1510-е гг. были временем создания лучших портретных работ Рафаэля. К числу наиболее известных среди них принадлежит портрет папы Юлия II (1511; Уффици). Произведение это дает пример восприятия реального облика модели через призму определенного идеала. Наибольшего успеха Рафаэль достигал в случае, если характер и облик модели были близки к направленности его искусства. Таков, например, портрет графа Бальдассаре Кастильоне (1515; Лувр). Художник не выделил в его образе какой-либо ведущей черты характера — напротив, создается впечатление, что он нейтрализовал эти качества, если они имелись, с тем чтобы добиться ощущении внутреннего равновесия, спокойной гармонии человеческой личности. Соответственно этому строится спокойный замкнутый силуэт фигуры, подчеркиваются крупные обобщенные массы и линии. В этом портрете Рафаэль показал себя выдающимся колористом, умеющим чувствовать цвет в его сложных оттенках и тональных переходах. Точно так же замечательными колористическими достоинствами отличается упоминавшаяся выше «Дама в покрывале», где в качестве цветовой доминанты смело введен белый тон ее одеяния, красиво оттененный тоном покрывала.

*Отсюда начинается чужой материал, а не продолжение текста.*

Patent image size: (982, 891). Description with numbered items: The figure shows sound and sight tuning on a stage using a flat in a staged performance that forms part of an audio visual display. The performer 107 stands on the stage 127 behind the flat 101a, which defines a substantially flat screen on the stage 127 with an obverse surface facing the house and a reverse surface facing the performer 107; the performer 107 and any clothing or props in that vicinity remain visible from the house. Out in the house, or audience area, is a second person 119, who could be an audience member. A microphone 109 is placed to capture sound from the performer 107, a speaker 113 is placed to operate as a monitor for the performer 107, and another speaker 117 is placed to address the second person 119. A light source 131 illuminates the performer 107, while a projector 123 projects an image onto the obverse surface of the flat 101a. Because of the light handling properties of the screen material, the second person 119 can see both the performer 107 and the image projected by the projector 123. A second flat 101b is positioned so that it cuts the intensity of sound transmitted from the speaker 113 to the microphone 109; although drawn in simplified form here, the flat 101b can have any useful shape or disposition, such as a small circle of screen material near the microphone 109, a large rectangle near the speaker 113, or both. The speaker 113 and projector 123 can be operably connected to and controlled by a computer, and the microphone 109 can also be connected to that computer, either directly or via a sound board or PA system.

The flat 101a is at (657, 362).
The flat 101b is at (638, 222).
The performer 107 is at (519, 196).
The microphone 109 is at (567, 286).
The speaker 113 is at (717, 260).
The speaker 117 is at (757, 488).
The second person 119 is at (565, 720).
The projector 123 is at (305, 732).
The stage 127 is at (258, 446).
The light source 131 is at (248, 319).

Рафаэль. Дама в покрывале. Ок. 1514 г. Флоренция, галлерея Питти.
Илл.184-185
В поздних портретах Рафаэля появляется стремление к более конкретной характеристике модели. Лучшим образцом здесь может служить «Портрет кардинала» (ок. 1518 г.; Мадрид, Прадо). Эти же качества заметны в «Портрете папы Льва X с кардиналами Людовико деи Росси и Джулио деи Медичи» (ок. 1518 г.; Уффици) — одном из первых примеров группового портрета в живописи Возрождения. Папа изображен с лупой в руке за рассматриванием украшенной миниатюрами рукописной книги, чем в духе времени подчеркнуты его гуманистические интересы. Его одутловатое лицо передано с достаточной долей объективности, так же как и лица кардиналов. Что касается особенностей этого произведения как группового портрета, то образы его сохраняют свой замкнутый характер; они только сосуществуют, но не обладают той степенью эмоциональной взаимосвязи, которая необходима для этого вида портрета и появится уже на несколько более поздней стадии его развития, в работах Тициана.

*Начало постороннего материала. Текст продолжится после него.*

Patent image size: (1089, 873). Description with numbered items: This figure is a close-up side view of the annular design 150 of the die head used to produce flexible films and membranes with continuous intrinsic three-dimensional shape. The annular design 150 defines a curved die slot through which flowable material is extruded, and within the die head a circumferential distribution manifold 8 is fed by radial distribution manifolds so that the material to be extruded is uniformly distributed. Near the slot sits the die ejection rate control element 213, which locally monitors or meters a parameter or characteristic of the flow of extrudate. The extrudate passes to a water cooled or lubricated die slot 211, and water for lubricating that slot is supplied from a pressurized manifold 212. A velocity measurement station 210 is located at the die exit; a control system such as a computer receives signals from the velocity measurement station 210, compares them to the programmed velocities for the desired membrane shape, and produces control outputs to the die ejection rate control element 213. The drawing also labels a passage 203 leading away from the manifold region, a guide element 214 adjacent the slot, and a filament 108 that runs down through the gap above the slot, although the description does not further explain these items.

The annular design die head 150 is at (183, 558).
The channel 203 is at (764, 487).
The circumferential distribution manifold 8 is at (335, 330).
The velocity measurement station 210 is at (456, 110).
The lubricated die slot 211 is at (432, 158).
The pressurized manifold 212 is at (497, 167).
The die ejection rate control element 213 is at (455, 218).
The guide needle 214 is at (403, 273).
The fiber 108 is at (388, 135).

илл.150 Рафаэль. Портрет папы Льва X с кардиналами Людовико деи Росси и Джулио деи Медичи. Ок. 1518 г. Флоренция, Уффици.
До последних лет своей жизни Рафаэль уделял большое внимание монументальной живописи. Одной из его крупнейших работ была роспись виллы Фарнезина, принадлежавшей богатейшему римскому банкиру Киджи. В 1515 г. Рафаэль исполнил в главном зале этой виллы фреску «Триумф Галатеи», которая относится к его лучшим произведениям. Она изображает прекрасную Галатею стремительно движущейся по волнам на раковине, запряженной дельфинами, в окружении тритонов и наяд. Радостная красота образов, разлитое во фреске ощущение ликующего счастья великолепно согласуются с красотой плавных и упругих линий обнаженных фигур и звучным колоритом, в котором светло-золотистые тона нагих тел оттеняются чистой синевой неба и морской глади. Около 1518 г. были завершены росписи плафона и парусов в другом зале виллы. Они представляют эпизоды истории Амура и Психеи. Образы этой росписи отличаются большим полнокровием, но сама живопись, выполненная учениками Рафаэля по его эскизам и рисункам, не обладает прежним артистизмом и тонкостью.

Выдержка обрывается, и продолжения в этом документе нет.